Note, the title of this post (and for that matter, most of this post) is a direct quote from Kovas Boguta’s post: Hadoop & Startups: Where Open Source Meets Business Data.
Amy: Please tell me you have a plan.
The Doctor: No, I have a thing. It’s like a plan, but with more greatness
For starters, I highly suggest you read this insightful article about Hadoop and Big Data by Kovas Boguta: Hadoop & Startups: Where Open Source Meets Business Data.
It is a great article and I would also like to call out that this new way of thinking is not just for startups. It makes sense for established enterprise businesses that want to do the same thing: make sense of the massive volume of data using a cluster of commodity class hardware.
While Hadoop may be the technology du jour – it is actually quite powerful and it is impressive how robust map/reduce is to solving some pretty complex problems. Even if you feel there are better algorithms to solve these problems, I will borrow Werner Vogels (@Werner) tweet:
scaling data systems in real life has humbled me. I would not dare criticize an architecture that the holds social graphs of 750M and works
It’s not just about the technology
Yet with all of Hadoop’s capabilities, the movement isn’t just about the technology itself. With students, engineers and companies building up their Hadoop know-how, there are some key facets that Boguta covers
- It’s all about the data – as noted in my own post The potential of Big Data“, it’s becoming every more apparent that the real IP isn’t the technology but the data
- The Big Data movement in general (which is synonymous with Hadoop) is the golden child of OSS achievement – getting many different engineers with very different backgrounds working together to solve some of the most complex problems.
- There are so many amazing offshoots from this Big Data movement – Cassandra, CouchDB, MongoDB, Membase – just to name a few. Heck, there is a great presentation talking about how Netflix migrated its DataCenter Oracle to Global Cassandra (Slides)
Again, Boguta’s quote covers it the best about this movement:
In short, Hadoop has the potential to make the enterprise compatible with the entire rest of the open-source and startup world…
“It’s like a plan, but with more greatness”

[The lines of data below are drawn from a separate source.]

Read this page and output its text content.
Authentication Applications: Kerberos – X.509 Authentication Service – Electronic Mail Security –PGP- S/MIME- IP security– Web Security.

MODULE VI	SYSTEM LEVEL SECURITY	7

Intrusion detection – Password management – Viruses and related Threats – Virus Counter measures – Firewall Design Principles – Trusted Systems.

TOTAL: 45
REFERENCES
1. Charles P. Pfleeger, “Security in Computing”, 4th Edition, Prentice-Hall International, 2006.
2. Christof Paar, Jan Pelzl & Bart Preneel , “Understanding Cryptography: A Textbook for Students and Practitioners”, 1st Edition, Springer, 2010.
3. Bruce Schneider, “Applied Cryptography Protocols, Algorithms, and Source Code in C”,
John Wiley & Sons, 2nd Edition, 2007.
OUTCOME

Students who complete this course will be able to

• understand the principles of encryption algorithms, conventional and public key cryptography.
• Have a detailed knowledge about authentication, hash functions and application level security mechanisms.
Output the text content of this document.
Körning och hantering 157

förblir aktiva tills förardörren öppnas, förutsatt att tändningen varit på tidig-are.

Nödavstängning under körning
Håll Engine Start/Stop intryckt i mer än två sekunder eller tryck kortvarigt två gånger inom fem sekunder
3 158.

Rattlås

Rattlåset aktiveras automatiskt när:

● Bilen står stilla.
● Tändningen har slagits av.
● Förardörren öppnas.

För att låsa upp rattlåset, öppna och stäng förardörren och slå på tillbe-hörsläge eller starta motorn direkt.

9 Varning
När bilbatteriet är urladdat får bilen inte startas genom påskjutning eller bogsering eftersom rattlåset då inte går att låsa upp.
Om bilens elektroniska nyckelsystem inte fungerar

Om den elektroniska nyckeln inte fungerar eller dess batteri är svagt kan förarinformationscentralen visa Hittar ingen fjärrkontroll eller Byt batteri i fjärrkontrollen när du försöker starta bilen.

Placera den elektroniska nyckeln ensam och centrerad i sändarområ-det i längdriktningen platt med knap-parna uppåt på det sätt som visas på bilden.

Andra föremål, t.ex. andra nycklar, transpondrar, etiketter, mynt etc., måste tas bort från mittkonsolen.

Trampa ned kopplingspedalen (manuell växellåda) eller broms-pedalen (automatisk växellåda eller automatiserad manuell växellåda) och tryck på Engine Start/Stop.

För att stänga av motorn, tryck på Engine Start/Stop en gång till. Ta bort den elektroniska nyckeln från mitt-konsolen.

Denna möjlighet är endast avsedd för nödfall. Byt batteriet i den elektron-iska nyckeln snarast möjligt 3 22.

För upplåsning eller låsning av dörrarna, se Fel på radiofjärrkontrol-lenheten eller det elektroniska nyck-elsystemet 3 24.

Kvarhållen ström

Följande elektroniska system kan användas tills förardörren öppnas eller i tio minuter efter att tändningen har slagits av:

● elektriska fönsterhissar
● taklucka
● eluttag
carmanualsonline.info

I want to add more but Boguta’s post says it more eloquently than I every would:
This illustrates a new thesis or collective wisdom emerging from the Valley: If a technology is not your core value-add, it should be open-sourced because then others can improve it, and potential future employees can learn it. This rising tide has lifted all boats, and is just getting started.
Why am I excited about Hadoop and Big Data even though I’m a Microsoft BI person for most of my career? Because first and foremost, BI is all about making sense of the information. And the greatness of Big Data isn’t just about exploring, understanding, and asking even more questions of this information, but doing it in distribution (vs. silos) and putting more emphasis on the data (i.e. this is where the real IP is)
The quote “It’s like a plan, but more greatness” is from Doctor Who (Season 5) episode “Vincent and the Doctor”. For those of you who are Vincent Van Gogh fans (or art fans in general), the episode has an enjoyable and creative interpretive peek into Van Gogh’s depiction of a starry night and the world around him.
We’re so lucky we’re still alive to see this beautiful world. Look at the sky. It’s not dark and black and without character. The black is in fact deep blue. And over there! Lighter blue. And blowing through the blueness and the blackness, the winds swirling through the air. And there shining, burning, bursting through, the stars! Can you see how they roll their light? Everywhere we look, complex magic of nature blazes before our eyes!